The AA filter blurs the image slightly by passing the light through two layers of a birefringent material (lithium niobate). That birefringent material separates incoming light into two rays, essentially polarizing it. The two layers are oriented orthogonally to one another. The light passes through the first one, but if it went straight into the second one, it would be blocked. That's analogous to a variable ND filter beyond the max setting - crossing two polarizers blocks the light. You also see this phenomenon with polarized sunglasses and some LCD displays, which 'go black' if you tilt your head (this is true for some camera rear LCDs, making them a pain to use with polarized glasses as you can't see anything with the camera in portrait orientation). So, to prevent that for the AA filter, there's a 1/4-wave plate in between the two layers to circularly polarize the light after it passes through the first layer of lithium niobate. 
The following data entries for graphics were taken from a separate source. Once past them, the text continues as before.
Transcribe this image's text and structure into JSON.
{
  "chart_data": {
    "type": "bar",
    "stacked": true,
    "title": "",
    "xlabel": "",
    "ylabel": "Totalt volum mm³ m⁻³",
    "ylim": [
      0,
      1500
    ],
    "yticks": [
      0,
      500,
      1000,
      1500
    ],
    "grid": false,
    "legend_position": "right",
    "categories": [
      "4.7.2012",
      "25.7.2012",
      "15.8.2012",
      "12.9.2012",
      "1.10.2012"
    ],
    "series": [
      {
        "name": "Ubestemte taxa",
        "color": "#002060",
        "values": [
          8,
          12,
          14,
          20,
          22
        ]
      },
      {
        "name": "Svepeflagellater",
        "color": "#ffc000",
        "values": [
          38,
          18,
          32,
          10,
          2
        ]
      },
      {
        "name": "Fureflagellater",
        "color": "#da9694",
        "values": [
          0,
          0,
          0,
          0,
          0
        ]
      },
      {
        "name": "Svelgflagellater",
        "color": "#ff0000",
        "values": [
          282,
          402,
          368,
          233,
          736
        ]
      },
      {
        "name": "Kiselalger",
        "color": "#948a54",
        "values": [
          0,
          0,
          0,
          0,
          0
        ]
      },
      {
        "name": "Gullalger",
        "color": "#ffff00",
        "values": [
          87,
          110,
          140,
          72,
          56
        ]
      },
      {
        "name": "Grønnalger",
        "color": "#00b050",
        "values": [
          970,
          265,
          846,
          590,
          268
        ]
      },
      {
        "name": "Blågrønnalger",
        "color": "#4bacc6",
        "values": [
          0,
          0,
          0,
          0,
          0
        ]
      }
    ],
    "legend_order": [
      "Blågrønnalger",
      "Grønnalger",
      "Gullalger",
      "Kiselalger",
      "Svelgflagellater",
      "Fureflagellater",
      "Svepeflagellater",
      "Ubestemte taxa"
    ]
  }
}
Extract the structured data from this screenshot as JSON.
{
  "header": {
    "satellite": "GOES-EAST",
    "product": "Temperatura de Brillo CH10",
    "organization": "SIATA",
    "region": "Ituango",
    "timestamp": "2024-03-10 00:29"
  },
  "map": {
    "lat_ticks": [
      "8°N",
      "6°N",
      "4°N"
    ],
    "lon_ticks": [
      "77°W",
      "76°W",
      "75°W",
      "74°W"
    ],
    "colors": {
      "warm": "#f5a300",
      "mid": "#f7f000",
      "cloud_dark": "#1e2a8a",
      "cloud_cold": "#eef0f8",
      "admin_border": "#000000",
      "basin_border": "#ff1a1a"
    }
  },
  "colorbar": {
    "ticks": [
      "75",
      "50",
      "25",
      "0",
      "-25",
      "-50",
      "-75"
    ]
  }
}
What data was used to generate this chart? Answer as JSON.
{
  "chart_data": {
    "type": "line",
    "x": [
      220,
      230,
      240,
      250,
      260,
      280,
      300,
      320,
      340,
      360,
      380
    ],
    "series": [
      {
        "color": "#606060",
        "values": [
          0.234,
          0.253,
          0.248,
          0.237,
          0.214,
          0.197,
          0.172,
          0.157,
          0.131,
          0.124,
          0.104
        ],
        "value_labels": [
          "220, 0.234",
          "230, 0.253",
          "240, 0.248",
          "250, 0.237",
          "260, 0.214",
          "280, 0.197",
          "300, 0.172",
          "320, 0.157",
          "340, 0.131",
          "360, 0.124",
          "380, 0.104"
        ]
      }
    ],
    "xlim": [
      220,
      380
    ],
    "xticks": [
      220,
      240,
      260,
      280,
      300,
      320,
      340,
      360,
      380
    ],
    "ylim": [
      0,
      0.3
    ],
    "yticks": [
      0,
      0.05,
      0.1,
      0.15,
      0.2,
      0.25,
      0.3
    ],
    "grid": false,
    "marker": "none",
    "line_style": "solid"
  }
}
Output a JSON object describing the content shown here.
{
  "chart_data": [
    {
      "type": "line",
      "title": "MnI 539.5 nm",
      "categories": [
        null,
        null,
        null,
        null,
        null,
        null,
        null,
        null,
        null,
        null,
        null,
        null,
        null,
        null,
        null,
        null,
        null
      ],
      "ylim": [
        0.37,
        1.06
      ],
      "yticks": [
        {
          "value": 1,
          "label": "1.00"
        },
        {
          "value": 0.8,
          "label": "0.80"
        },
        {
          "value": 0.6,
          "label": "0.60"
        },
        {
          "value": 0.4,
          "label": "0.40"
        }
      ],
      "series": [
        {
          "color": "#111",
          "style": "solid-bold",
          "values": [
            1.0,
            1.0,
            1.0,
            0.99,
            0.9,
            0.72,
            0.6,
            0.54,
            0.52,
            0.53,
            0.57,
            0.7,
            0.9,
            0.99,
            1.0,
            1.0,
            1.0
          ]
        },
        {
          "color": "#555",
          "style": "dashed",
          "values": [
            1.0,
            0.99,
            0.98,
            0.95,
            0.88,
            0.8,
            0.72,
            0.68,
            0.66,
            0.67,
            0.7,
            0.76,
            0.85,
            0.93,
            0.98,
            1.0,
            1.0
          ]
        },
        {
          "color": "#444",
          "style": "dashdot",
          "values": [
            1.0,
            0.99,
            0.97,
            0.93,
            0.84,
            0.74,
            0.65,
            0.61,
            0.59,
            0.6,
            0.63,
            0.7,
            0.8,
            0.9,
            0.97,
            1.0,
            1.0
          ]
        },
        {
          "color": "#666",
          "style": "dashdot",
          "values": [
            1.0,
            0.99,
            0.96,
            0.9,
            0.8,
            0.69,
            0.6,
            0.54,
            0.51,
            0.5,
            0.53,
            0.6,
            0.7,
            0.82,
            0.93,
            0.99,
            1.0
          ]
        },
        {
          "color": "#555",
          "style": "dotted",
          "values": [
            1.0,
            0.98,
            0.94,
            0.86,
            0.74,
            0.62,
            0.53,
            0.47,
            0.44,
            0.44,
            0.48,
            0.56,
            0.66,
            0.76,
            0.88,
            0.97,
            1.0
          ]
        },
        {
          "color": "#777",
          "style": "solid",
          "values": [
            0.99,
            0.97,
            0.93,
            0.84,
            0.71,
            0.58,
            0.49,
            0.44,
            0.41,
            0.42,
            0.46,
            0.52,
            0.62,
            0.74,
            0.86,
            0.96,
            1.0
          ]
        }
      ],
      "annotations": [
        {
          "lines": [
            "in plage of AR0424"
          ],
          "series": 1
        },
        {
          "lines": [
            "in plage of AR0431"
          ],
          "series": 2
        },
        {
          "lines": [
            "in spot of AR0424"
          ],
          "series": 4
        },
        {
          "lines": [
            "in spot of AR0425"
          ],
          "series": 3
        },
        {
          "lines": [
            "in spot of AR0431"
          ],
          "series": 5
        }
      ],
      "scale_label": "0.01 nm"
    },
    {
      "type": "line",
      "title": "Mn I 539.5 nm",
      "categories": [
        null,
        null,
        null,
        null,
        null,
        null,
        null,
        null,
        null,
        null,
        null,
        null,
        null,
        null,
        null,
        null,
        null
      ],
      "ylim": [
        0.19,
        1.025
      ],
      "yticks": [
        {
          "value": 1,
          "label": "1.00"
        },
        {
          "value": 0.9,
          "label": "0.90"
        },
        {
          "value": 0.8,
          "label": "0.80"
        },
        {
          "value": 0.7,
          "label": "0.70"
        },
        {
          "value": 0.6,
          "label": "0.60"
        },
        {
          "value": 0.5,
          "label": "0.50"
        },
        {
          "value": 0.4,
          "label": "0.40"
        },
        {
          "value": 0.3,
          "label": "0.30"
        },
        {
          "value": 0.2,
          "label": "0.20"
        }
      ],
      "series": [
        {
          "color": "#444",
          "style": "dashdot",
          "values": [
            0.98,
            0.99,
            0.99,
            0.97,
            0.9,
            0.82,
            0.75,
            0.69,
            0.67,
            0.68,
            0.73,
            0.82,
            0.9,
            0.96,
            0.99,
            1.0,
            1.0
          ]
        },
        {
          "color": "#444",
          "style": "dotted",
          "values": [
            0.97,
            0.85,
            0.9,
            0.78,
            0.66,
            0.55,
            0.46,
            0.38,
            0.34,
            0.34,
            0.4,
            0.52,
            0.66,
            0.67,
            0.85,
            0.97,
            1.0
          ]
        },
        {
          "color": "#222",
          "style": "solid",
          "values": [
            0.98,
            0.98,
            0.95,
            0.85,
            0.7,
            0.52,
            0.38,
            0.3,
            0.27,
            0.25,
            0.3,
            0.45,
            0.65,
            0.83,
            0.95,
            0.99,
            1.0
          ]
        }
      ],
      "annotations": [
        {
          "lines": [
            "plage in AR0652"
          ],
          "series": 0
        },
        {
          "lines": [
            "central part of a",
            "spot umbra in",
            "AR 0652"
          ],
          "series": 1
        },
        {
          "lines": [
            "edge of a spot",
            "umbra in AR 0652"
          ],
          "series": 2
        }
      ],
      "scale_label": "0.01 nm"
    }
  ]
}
Side note: the D800E actually has the two layers of lithium niobate like an AA filter. However, instead the two layers being oriented orthogonally, they are both oriented to separate light vertically, but in the opposite direction, and there's no 1/4-wave plate. So, the light is split then recombined - basically, a non-functional AA filter. I presume they did that for manufacturing reasons, to keep the layers of filters over the sensor close to the same total thickness and thus maintain alignment with the AF sensor assembly, etc.